Advanced Topics
1 min read
Packaging Patterns
Pattern | Description |
|---|---|
Research Assistant | Outlook plus Confluence search/read tools. No send, delete, or page-write actions. Good for analysts and product teams. |
Compliance Review | Internal policy and document retrieval. Designed for traceable Q&A without external write paths. |
Advisor Workbench | Market data, CRM read context, and email search. Blocks trading, write, or send tools unless separately approved. |
Engineering Helper | Internal docs, runbooks, and tickets for developer assistants such as Cursor.
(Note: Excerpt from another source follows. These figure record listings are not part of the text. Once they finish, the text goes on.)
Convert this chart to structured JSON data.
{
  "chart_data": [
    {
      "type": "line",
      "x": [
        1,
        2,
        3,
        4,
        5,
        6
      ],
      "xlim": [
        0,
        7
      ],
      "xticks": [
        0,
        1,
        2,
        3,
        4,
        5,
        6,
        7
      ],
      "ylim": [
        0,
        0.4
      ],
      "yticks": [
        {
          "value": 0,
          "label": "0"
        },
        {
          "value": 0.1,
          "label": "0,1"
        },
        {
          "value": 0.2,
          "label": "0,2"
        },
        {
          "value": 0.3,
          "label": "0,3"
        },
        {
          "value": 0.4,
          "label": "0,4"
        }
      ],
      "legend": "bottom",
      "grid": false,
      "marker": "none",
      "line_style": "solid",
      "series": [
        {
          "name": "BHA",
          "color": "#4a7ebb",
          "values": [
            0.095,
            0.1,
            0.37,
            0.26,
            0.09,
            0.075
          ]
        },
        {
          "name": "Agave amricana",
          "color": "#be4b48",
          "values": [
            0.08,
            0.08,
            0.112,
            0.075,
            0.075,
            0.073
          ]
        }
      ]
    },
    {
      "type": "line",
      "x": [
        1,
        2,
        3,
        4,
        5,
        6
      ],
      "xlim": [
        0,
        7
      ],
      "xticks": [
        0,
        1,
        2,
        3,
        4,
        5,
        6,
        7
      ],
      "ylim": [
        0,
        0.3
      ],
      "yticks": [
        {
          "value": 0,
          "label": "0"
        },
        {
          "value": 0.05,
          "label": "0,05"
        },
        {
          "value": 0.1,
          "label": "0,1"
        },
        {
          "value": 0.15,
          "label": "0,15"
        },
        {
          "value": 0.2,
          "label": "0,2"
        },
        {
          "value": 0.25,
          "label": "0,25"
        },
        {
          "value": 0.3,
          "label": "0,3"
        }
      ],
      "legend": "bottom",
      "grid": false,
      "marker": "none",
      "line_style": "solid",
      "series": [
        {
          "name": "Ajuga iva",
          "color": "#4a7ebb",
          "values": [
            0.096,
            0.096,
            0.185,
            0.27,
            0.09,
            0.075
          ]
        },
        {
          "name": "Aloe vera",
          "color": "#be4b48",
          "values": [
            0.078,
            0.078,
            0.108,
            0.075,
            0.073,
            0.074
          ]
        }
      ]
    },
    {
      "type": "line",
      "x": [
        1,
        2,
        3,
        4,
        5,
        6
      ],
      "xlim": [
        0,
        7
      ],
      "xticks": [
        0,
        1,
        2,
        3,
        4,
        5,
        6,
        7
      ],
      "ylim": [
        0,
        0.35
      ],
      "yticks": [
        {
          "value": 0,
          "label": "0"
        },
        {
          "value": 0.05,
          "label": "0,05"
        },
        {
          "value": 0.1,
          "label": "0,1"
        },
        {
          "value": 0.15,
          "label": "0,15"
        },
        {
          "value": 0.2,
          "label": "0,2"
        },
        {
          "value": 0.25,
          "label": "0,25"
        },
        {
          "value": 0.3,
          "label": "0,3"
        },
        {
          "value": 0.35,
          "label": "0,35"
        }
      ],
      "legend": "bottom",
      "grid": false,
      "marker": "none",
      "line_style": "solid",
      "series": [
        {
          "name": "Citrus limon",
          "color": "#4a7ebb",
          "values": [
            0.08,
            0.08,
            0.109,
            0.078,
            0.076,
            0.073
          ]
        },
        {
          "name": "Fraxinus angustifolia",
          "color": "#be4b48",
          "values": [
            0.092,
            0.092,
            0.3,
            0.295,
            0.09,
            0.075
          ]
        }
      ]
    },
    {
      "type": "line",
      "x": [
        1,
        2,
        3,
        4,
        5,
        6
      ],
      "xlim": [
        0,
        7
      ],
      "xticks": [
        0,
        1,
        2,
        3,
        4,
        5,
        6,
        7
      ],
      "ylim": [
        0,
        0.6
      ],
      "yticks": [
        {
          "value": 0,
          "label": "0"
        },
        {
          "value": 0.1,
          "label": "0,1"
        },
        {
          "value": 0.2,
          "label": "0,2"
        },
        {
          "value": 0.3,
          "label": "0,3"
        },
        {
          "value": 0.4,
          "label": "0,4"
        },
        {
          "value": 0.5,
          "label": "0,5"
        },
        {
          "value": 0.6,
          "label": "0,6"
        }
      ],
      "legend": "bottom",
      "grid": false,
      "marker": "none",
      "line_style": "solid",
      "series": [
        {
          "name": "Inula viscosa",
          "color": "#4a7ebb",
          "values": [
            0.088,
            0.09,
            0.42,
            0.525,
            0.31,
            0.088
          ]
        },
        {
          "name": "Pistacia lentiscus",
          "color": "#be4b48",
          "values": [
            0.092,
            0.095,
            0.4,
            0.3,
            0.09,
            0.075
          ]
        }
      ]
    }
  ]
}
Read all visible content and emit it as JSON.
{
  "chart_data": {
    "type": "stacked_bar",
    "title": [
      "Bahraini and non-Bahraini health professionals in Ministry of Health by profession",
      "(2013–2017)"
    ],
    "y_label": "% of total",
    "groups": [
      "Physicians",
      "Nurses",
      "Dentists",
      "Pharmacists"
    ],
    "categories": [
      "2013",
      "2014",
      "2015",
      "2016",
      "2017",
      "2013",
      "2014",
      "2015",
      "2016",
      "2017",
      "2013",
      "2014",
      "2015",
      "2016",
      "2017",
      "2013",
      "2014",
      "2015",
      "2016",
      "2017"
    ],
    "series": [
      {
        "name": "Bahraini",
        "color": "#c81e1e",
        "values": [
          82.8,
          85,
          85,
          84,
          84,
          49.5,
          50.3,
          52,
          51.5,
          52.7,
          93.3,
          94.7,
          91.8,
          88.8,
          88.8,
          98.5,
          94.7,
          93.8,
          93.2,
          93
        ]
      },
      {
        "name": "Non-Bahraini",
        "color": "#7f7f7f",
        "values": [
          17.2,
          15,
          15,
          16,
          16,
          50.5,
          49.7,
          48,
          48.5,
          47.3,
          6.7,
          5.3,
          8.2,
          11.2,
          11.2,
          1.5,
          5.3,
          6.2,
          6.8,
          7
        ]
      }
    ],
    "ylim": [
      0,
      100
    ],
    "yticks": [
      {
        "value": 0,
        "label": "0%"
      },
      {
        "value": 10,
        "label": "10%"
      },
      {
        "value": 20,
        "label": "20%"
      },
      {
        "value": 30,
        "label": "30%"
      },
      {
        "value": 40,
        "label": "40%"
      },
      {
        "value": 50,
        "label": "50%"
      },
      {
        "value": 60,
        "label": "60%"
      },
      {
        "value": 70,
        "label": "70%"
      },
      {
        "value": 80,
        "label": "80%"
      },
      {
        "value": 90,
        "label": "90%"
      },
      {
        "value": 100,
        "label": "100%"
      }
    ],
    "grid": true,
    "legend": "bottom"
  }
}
Avoids production mutation tools by default. |
Operational Guarantees
Guarantee | Detail |
|---|---|
Resilient downstream calls | The hub pools downstream connections per user, bounds tool calls with timeouts, and uses circuit breakers to protect against unhealthy origins. |
Fast change propagation | Administrative changes such as disabling a tool, unpublishing a server, or rotating credentials take effect across the running hub quickly. |
Automatic token refresh | When a downstream credential expires, the hub refreshes it transparently before falling back to a full user re-authentication. |
Required OAuth | Customer-facing virtual servers should require OAuth so every tool call is bound to an authenticated user identity. |
Future Product Capabilities
Capability | Detail |
|---|---|
Unique as an MCP origin | Expose Unique capabilities such as internal search, web search, SWOT analysis, deep research, and sub-agents as tools that can be packaged into any virtual server. |
Tool display and packaging | Configurable tool display names, custom virtual server paths, and the ability to edit a virtual server over its lifetime. |
DLP tiers | A default DLP baseline, the customer's own DLP policy, and the ability to plug in a custom DLP module. |
MCP UI passthrough | Pass rich cards, forms, and interactive components from origin servers to clients that render MCP UI, with a text fallback for clients that do not. |
Recommended Practices
Use stable slugs, keep virtual servers narrow rather than broad, require OAuth for customer-facing servers, and document the owner and intended audience for every virtual server.